Housing shortage in Eindhoven, a proposal to shorten the academic year, the call for more concrete measures towards a more sustainable university. The University Council presented the Executive Board with a wide variety of issues on Monday 27 September, along with the question of how the board intends to take action on these matters.
The Executive Board was unable to fully answer most of these questions at this point. Housing shortage will remain an issue for some time, that much was clear from vice-president Nicole Ummelen’s words. The new residential towers on the campus will be completed in 2023 at the earliest. Naturally, the university will continue to communicate with the parties that committed themselves to the new Covenant Student housing in April of this year, Ummelen said. She also said that the call in the local newspaper Eindhovens Dagblad to make room available to students has helped some thirty students so far.
The appointment of TU/e’s new Sustainability Ambassador Anna Wieczorek needs to boost the university’s sustainability goals, the Executive Board said. But Wieczorek started only recently. And what about the Young Academy’s nice plan for a shorter academic year? Looked quite interesting at fist glance, rector Frank Baaijens said. “We intend to study it, but it must not be at the expense of the quality of our education, and it has to be feasible. We will take it into consideration during the consultation with the departmental deans, which we expect to result in some concrete proposals.”
Drop in rankings
The Executive Board was clearer when it came to TU/e’s drop in various international rankings. A trend that has been going on for some years now. Executive Board president Robert-Jan Smits said that he too is worried about this. Before he stated that Pantea Haghighatkhah, member of staff faction PUR, had asked whether the Executive Board acknowledges the problem and how it intends to address the matter. Is there a plan in place to turn that downward spiral around? Haghighatkhah believes that a drop in the rankings will have a negative impact on the university’s scientific reputation and consequently on its efforts to recruit international students and talented researchers. At the start of this month, TU/e dropped from the top 200 of the university ranking published by British magazine Times Higher Education, which had ranked the Eindhoven university in 104th position only a few years earlier in 2014.
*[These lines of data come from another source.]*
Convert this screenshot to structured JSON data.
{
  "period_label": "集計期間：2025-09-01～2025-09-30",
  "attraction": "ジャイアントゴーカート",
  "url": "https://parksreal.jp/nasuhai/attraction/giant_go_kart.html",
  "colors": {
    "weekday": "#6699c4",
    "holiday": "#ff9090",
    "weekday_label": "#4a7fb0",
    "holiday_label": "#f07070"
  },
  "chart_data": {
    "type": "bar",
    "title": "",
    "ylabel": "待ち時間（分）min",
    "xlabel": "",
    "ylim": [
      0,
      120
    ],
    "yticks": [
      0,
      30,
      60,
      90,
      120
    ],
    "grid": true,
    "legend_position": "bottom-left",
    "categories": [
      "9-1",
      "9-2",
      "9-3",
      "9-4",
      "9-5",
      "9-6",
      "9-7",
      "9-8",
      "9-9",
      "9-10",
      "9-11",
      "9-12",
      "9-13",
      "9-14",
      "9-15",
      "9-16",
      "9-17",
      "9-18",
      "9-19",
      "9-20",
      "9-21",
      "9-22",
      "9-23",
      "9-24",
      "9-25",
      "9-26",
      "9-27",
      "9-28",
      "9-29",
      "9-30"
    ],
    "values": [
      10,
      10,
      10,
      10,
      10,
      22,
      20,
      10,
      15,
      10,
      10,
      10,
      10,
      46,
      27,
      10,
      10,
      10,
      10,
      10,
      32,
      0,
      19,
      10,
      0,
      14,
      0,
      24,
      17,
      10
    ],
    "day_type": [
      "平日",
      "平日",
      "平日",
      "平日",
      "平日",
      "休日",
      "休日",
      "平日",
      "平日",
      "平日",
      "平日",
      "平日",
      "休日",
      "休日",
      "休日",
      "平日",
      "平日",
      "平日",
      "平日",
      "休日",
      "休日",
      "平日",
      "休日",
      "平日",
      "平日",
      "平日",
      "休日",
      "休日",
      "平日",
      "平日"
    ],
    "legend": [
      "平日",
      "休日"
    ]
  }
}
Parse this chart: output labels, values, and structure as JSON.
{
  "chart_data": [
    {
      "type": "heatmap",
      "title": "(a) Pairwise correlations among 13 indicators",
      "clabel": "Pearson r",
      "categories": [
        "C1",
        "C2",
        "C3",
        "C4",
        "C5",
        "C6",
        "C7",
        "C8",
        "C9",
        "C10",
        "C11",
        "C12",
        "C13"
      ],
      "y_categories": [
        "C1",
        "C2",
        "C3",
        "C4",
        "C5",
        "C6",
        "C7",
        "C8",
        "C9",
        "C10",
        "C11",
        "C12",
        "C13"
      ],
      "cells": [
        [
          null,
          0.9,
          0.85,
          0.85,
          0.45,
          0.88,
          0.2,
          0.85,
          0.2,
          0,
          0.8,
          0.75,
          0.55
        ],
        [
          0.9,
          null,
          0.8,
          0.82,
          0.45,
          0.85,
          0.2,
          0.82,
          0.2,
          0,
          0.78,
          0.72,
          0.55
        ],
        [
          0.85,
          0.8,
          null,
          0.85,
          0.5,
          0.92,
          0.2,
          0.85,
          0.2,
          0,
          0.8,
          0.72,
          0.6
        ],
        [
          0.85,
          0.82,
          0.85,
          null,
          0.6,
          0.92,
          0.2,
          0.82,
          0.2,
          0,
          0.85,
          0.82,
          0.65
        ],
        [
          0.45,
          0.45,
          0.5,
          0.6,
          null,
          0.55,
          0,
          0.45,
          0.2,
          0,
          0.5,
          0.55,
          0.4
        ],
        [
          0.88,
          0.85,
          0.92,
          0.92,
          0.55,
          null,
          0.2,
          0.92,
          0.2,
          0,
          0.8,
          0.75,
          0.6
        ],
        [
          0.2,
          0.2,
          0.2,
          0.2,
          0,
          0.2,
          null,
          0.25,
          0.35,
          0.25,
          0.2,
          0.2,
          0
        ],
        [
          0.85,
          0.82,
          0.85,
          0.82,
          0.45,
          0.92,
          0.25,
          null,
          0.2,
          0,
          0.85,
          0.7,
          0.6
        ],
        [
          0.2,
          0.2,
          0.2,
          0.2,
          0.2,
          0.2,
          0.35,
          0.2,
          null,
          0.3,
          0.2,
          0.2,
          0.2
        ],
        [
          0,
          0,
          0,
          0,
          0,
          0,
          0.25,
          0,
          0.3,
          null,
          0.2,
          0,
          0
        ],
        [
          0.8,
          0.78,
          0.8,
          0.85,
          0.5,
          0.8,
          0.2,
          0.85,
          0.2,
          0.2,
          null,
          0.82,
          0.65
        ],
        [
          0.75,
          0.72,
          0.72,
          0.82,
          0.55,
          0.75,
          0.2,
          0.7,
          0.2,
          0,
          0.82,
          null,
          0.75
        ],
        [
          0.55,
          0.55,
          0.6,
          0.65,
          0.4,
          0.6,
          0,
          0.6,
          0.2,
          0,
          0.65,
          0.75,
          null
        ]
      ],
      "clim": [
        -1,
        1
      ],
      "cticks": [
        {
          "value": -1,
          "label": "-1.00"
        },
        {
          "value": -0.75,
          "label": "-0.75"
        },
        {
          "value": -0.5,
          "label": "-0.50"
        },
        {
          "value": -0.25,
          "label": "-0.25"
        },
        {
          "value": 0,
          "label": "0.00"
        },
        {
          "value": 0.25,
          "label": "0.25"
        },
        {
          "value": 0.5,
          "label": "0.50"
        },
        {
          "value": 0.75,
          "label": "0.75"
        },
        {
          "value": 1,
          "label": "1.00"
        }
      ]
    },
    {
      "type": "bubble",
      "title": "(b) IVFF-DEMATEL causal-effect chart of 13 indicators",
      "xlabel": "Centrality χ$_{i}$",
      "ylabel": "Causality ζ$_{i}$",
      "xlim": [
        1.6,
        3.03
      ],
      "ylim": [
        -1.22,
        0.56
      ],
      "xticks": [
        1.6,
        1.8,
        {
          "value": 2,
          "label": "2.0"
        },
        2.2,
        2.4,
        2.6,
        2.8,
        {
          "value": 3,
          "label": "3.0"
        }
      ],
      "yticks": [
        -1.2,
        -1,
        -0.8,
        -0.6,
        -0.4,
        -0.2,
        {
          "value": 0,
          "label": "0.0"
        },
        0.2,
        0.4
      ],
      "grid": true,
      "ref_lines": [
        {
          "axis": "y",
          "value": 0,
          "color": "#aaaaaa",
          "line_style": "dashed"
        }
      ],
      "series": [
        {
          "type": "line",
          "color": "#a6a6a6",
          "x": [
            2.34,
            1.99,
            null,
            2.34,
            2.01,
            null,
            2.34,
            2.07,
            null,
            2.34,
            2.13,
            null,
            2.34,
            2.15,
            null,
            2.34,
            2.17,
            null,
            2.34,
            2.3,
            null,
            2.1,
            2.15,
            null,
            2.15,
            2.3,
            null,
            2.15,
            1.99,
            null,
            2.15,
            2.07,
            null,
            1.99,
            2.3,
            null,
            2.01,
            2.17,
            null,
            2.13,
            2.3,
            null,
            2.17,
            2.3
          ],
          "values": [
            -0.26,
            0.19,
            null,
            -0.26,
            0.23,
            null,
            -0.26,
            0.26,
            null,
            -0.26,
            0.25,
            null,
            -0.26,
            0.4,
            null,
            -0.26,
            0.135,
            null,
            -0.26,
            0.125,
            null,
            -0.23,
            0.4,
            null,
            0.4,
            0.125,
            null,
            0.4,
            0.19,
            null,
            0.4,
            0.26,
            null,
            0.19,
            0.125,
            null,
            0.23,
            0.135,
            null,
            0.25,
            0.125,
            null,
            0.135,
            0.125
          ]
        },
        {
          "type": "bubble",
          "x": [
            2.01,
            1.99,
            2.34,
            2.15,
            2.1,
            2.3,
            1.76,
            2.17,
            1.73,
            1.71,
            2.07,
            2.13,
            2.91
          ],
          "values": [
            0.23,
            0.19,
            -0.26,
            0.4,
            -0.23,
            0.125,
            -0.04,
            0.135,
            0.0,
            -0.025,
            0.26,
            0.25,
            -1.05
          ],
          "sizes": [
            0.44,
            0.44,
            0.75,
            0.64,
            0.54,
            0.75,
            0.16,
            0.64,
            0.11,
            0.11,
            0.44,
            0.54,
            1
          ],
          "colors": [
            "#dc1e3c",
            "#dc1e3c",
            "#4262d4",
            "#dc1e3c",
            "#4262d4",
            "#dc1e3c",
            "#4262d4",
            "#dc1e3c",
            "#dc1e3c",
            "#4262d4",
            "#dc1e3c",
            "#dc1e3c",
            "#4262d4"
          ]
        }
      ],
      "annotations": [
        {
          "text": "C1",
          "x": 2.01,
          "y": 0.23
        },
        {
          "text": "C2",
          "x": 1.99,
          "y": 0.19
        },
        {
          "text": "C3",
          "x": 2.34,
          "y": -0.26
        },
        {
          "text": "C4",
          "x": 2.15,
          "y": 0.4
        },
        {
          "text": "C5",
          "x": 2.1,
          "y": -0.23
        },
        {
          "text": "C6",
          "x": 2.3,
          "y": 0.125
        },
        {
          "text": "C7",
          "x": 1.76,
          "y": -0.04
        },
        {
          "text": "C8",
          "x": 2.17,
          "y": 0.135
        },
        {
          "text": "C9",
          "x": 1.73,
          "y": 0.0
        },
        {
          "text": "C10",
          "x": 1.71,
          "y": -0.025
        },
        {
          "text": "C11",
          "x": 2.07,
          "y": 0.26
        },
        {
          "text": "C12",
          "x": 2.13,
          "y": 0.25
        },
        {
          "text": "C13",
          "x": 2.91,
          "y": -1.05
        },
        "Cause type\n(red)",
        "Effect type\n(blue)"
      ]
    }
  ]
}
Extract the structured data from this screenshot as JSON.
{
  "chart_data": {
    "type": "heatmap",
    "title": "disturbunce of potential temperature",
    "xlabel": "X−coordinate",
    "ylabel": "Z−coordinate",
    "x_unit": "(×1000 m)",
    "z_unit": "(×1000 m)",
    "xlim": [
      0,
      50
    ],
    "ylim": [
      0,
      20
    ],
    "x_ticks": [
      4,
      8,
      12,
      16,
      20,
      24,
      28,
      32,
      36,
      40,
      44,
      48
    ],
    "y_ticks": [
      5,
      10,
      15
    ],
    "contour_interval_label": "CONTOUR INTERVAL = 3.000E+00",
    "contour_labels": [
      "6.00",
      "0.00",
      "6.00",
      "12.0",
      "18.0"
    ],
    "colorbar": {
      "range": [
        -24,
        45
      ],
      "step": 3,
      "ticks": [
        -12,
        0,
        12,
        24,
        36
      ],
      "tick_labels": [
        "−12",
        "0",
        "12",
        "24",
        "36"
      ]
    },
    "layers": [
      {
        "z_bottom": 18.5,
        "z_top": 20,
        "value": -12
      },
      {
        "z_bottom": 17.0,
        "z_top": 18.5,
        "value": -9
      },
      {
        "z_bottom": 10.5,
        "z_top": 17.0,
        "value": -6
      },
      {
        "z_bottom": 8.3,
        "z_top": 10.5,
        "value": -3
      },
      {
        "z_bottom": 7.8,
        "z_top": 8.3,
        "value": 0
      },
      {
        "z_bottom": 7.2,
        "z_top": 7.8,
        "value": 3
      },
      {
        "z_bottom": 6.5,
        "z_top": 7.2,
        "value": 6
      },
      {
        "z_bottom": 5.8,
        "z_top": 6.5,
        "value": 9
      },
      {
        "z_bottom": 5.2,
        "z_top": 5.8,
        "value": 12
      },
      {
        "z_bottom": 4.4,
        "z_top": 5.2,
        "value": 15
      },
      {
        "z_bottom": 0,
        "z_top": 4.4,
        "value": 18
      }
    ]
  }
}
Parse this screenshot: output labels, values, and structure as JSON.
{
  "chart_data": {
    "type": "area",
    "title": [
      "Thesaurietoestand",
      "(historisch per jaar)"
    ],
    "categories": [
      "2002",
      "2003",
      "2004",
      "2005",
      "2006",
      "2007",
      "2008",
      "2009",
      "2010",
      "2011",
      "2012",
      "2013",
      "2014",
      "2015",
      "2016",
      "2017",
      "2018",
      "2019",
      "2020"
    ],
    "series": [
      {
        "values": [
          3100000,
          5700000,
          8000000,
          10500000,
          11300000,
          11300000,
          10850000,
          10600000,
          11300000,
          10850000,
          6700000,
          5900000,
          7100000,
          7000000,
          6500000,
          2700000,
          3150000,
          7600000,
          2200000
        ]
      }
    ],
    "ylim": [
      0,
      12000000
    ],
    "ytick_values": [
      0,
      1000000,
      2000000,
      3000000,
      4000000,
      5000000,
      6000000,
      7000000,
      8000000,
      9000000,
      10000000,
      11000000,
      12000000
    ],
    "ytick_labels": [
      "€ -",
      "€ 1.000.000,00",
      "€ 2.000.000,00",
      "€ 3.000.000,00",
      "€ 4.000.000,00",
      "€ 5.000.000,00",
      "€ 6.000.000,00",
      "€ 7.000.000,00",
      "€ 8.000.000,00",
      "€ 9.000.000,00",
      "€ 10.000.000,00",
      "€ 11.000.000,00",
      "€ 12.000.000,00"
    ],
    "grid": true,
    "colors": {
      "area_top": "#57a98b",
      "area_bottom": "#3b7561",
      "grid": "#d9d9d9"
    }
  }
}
Smits said that a thorough inquiry has to be made first into the exact reasons for this drop. Smits: “What are the most important underlying factors? Because we need to be careful not to take the wrong actions.” Increasing the university’s scientific excellence is a collective responsibility however, in Smits’ view. “I believe, incidentally, that the establishment of our new research institutes and the investments we make in our scientific infrastructure, already increases our chances of recruiting more talent in Eindhoven in the future.”
Smits wants to have a plan in place by the end of the year designed to improve TU/e’s position in the rankings. “But don’t expect it to work this year already, or next year.” The recovery will take more time, the board president said.